Since 2014, financial education has been a compulsory part of the secondary-school curriculum in England. But what about children of primary school age? A 2013 study from the University of Cambridge found that by the age of seven, most children have already developed their attitudes towards money - both good and the bad - which many of us may not notice.
A scary realisation when you consider that these are habits that will stay with them for life. No pressure then, mum and dad! To make sure you can help them as soon as possible, we have come up with five top tips to help you teach your children about money…
Teach them how to budget
If young children are able to see you planning your budget, they will become more interested in wanting to know how they can separate out their money. By sitting down and working out which areas your child would like to spend their money, on things such as toys, sweets and clothes, they will be able to see how much they have, how much they need to save and where they can avoid spending from an early age.

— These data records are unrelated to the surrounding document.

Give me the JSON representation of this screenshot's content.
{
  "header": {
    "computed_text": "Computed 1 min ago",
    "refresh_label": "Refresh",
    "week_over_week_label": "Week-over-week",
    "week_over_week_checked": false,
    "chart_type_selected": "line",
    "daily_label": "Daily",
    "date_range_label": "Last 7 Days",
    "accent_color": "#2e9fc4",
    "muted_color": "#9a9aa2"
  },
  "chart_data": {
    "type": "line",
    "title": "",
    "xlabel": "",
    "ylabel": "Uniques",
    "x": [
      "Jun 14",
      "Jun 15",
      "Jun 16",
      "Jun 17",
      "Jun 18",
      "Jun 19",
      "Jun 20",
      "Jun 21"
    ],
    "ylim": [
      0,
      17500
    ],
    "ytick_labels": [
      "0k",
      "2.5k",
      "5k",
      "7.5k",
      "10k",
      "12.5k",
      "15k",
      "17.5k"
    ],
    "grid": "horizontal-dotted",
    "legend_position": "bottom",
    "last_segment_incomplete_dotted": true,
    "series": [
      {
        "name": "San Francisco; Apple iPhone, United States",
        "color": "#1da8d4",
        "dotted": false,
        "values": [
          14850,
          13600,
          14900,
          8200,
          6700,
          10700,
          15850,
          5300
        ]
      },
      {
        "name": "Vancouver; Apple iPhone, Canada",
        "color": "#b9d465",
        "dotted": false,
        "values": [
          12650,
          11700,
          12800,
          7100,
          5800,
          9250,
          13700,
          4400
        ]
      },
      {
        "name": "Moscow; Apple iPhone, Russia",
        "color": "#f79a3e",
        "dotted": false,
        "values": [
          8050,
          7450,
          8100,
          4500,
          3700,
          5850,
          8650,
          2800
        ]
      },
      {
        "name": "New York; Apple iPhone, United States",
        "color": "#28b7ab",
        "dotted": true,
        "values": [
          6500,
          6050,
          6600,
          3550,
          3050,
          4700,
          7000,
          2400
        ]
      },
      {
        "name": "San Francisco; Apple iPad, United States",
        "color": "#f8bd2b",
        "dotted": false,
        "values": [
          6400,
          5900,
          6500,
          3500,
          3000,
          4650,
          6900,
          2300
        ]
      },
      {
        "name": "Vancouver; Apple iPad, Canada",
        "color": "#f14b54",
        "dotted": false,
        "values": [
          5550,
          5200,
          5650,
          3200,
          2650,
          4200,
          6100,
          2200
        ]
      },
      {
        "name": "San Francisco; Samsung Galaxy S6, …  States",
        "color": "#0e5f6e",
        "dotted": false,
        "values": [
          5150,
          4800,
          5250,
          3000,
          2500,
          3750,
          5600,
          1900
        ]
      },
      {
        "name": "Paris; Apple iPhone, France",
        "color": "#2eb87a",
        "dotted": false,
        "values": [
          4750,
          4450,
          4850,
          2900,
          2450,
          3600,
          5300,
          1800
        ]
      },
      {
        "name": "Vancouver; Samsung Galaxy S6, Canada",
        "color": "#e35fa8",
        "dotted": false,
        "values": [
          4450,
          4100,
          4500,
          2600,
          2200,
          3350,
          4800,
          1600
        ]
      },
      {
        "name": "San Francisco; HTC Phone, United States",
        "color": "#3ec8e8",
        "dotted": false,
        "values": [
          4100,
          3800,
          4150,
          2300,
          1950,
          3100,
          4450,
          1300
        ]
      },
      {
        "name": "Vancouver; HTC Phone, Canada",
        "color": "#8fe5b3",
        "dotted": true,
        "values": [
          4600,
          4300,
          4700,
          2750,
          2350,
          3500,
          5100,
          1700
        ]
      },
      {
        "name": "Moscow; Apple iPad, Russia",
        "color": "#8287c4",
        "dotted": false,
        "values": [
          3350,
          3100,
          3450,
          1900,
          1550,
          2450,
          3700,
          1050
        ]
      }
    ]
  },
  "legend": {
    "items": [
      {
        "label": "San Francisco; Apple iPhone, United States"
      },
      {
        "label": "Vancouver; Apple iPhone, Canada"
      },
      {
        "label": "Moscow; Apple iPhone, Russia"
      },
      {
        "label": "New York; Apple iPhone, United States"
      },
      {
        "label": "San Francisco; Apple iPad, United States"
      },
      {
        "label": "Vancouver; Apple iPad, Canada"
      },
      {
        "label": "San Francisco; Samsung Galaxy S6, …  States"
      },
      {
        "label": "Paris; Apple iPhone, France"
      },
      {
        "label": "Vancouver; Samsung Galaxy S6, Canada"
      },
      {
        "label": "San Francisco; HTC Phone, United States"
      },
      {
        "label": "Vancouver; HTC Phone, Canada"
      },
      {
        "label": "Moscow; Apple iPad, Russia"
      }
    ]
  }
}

These skills will transfer into their adult lives when they have to work out living, bills and personal items.
Take them to the supermarket
Most of us get our first experiences with money when we go to the supermarket with our parents. During your weekly shop, it’s a great time to start teaching your child about money. Do the maths with them to help you chose the best value items as you take things off the shelves and, when it comes to paying at the check-out, help them get out the correct amount and then let them hand it over. This will give them an important lesson in the responsibility of handling money and actually paying for things.
Teach good pocket money habits
Pocket money is a good way of getting children to understand money management. Make sure you give them the same amount each week because if a child knows how much they will get they will find it easier to save for things they want. It will also make them feel more grown up, having a ‘regular income’ like mum or dad. Once the money has been handed over, provide them with a money box or a savings account that they can store the money in and be sure to highlight how good it will be to build up their savings in the future.
Teach them about virtual money
Modern technology gives children plenty of opportunity to learn about money and there are many apps out there to help teach your kids the basics. As they get older, and get their own mobile devices, your children will become more responsible with their own real money (well, sometimes your real money!) through opportunites to do online shopping or by spending money on digital games and apps. By introducing them to money apps from an early age, you are instilling a strong understanding of how money works.
Finally: When it’s gone, it’s gone!
Showing your children that money is limited and doesn’t grow on trees is vital, as it shows them that they can’t have everything when they want it and that it’s best to plan what you need to buy and when. The most important message you can give to your child about spending is that “when it’s gone, it’s gone”.
Those piggy banks have never looked so good.